When you know your body and how it works inside out, you can often second guess it - but then it will change again caused by the weather, stress, what we did activity wise the day before yesterday or something else - a passing germ that settled on you for instance.
Diabetes always likes to keep one step ahead of all of us - and that won't change. But - if you can fool it into thinking it is winning by using little tips and tricks we all have to pick up in time - we can all learn to live with it in harmony.
Let's actually be blunt here - they are expensive for starters (about £3,000) but then also cost at least £100 a month in consumables - cannulas (have to be changed every 2 or 3 days) tubing (every 6 days) and cartridges or reservoirs (again max 6 days unless they need changing before that) so CCGs won't normally fund them for us unless we can demonstrate that MDI isn't working well for us in respect of some aspect which the NHS considers important. So, we have to demonstrate that it isn't by trying whatever is suggested (I mean sensible suggestions like altering timing of jabs or splitting them and having more than 4 or 5 a day, trying different insulins with different peaks and troughs (they all have them to greater or less degrees) if the one we use isn't suiting our lifestyle - or even in some cases changing aspects of our lifestyle. We all blench at the latter but actually some changes aren't that hard to make - take more or less (LOL) exercise. Eat more or less. Take your night-time basal insulin at a different time. Eat less/more carbs - or whatever.

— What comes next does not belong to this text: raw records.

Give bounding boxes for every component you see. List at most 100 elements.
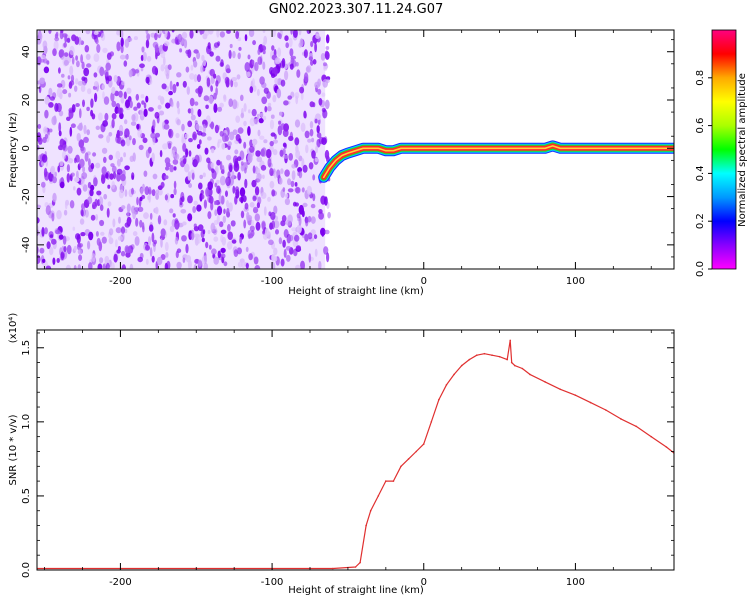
noise-speckle [318, 212, 324, 220]
noise-speckle [90, 98, 94, 108]
noise-speckle [115, 150, 121, 160]
noise-speckle [95, 162, 101, 169]
noise-speckle [240, 196, 244, 204]
noise-speckle [245, 246, 249, 252]
noise-speckle [91, 253, 96, 263]
colorbar-label: Normalized spectral amplitude [737, 73, 748, 227]
noise-speckle [77, 125, 83, 130]
noise-speckle [109, 51, 115, 57]
noise-speckle [182, 80, 187, 88]
noise-speckle [215, 80, 219, 87]
noise-speckle [90, 162, 95, 170]
noise-speckle [255, 221, 261, 231]
noise-speckle [86, 63, 92, 68]
noise-speckle [123, 91, 127, 100]
noise-speckle [174, 153, 180, 161]
noise-speckle [283, 248, 287, 258]
noise-speckle [136, 196, 139, 206]
noise-speckle [176, 119, 181, 126]
noise-speckle [141, 222, 145, 230]
noise-speckle [103, 193, 108, 200]
noise-speckle [282, 239, 286, 248]
noise-speckle [53, 40, 59, 51]
noise-speckle [280, 79, 286, 87]
noise-speckle [261, 147, 267, 157]
noise-speckle [210, 201, 214, 211]
noise-speckle [219, 102, 224, 108]
noise-speckle [190, 64, 194, 71]
noise-speckle [294, 182, 298, 187]
noise-speckle [201, 237, 205, 243]
noise-speckle [305, 144, 309, 154]
snr-data-point [506, 358, 509, 361]
noise-speckle [140, 94, 145, 99]
noise-speckle [146, 55, 152, 62]
noise-speckle [312, 59, 317, 65]
noise-speckle [267, 102, 272, 107]
snr-data-point [407, 458, 410, 460]
noise-speckle [126, 216, 132, 225]
noise-speckle [113, 253, 118, 263]
noise-speckle [205, 187, 210, 197]
noise-speckle [156, 256, 163, 266]
noise-speckle [304, 233, 309, 242]
signal-trace [318, 140, 674, 183]
noise-speckle [288, 153, 294, 161]
snr-y-axis-label: SNR (10 * v/v) [8, 414, 19, 485]
noise-speckle [105, 172, 109, 179]
noise-speckle [180, 209, 187, 214]
noise-speckle [240, 112, 245, 119]
noise-speckle [200, 65, 204, 73]
noise-speckle [171, 149, 176, 158]
snr-data-point [498, 355, 501, 358]
noise-speckle [145, 244, 150, 251]
noise-speckle [137, 129, 143, 138]
noise-speckle [193, 226, 199, 232]
noise-speckle [210, 121, 214, 130]
noise-speckle [278, 237, 283, 245]
noise-speckle [213, 236, 219, 242]
noise-speckle [289, 234, 294, 242]
noise-speckle [197, 85, 203, 95]
noise-speckle [163, 41, 170, 47]
snr-data-point [430, 421, 433, 423]
noise-speckle [52, 257, 56, 265]
noise-speckle [252, 165, 256, 174]
noise-speckle [48, 231, 54, 238]
noise-speckle [121, 205, 126, 210]
snr-data-point [400, 465, 402, 468]
noise-speckle [204, 255, 208, 264]
noise-speckle [45, 265, 52, 269]
noise-speckle [279, 111, 283, 116]
noise-speckle [143, 170, 148, 177]
noise-speckle [142, 51, 147, 62]
noise-speckle [188, 150, 192, 157]
noise-speckle [145, 149, 150, 159]
noise-speckle [263, 87, 269, 94]
noise-speckle [112, 218, 116, 228]
noise-speckle [160, 64, 165, 72]
noise-speckle [247, 126, 251, 136]
x-tick-label: -200 [109, 577, 132, 588]
noise-speckle [259, 76, 265, 85]
noise-speckle [73, 157, 77, 164]
noise-speckle [197, 109, 202, 117]
noise-speckle [309, 121, 314, 129]
noise-speckle [203, 199, 207, 209]
noise-speckle [39, 78, 45, 85]
noise-speckle [145, 30, 149, 35]
noise-speckle [146, 33, 151, 41]
noise-speckle [199, 30, 203, 36]
noise-speckle [217, 141, 220, 148]
noise-speckle [226, 30, 231, 34]
noise-speckle [324, 229, 330, 235]
noise-speckle [88, 158, 91, 167]
noise-speckle [177, 107, 181, 115]
noise-speckle [162, 143, 168, 150]
noise-speckle [219, 221, 224, 228]
colorbar-tick-label: 0.6 [695, 118, 706, 134]
noise-speckle [214, 209, 218, 217]
noise-speckle [37, 217, 40, 224]
noise-speckle [119, 54, 126, 60]
noise-speckle [165, 162, 171, 168]
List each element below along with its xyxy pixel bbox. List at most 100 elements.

They don't ask anyone to stop being eg a footballer if that's someone's job or say they have to eat nuts if they hate the things. Be far easier for you getting to grips with your diabetes if your children weren't disabled I'm sure - but they know you couldn't and wouldn't change that and they also have to appreciate what hard work that is alone and that they need to help you as far as they're able.
I mean - nursie I'm certain is correct - but there would have been far better ways of explaining that it's simply far too early days for anyone - including you! - to assess whether a pump COULD help you or not, since it depends on so many things that no-one can possibly know. Well know, they don't know, YET. That's true.
But who knows, in time? Again - nobody! But onwards and upwards is where your learning curve is pointing - so you just have to follow it!
Have you read a book called Type 1 diabetes in babies children and young adults by Ragnar Hanas? Ignore the title if none of it fits, but read the words, because it's a good source of explanation for a Type 1 of any age who needs to learn ways and tips on what to do and how to do it, whatever age we might happen to be!
Please make time for yourself Mummy - cos you know - you really are a very important person!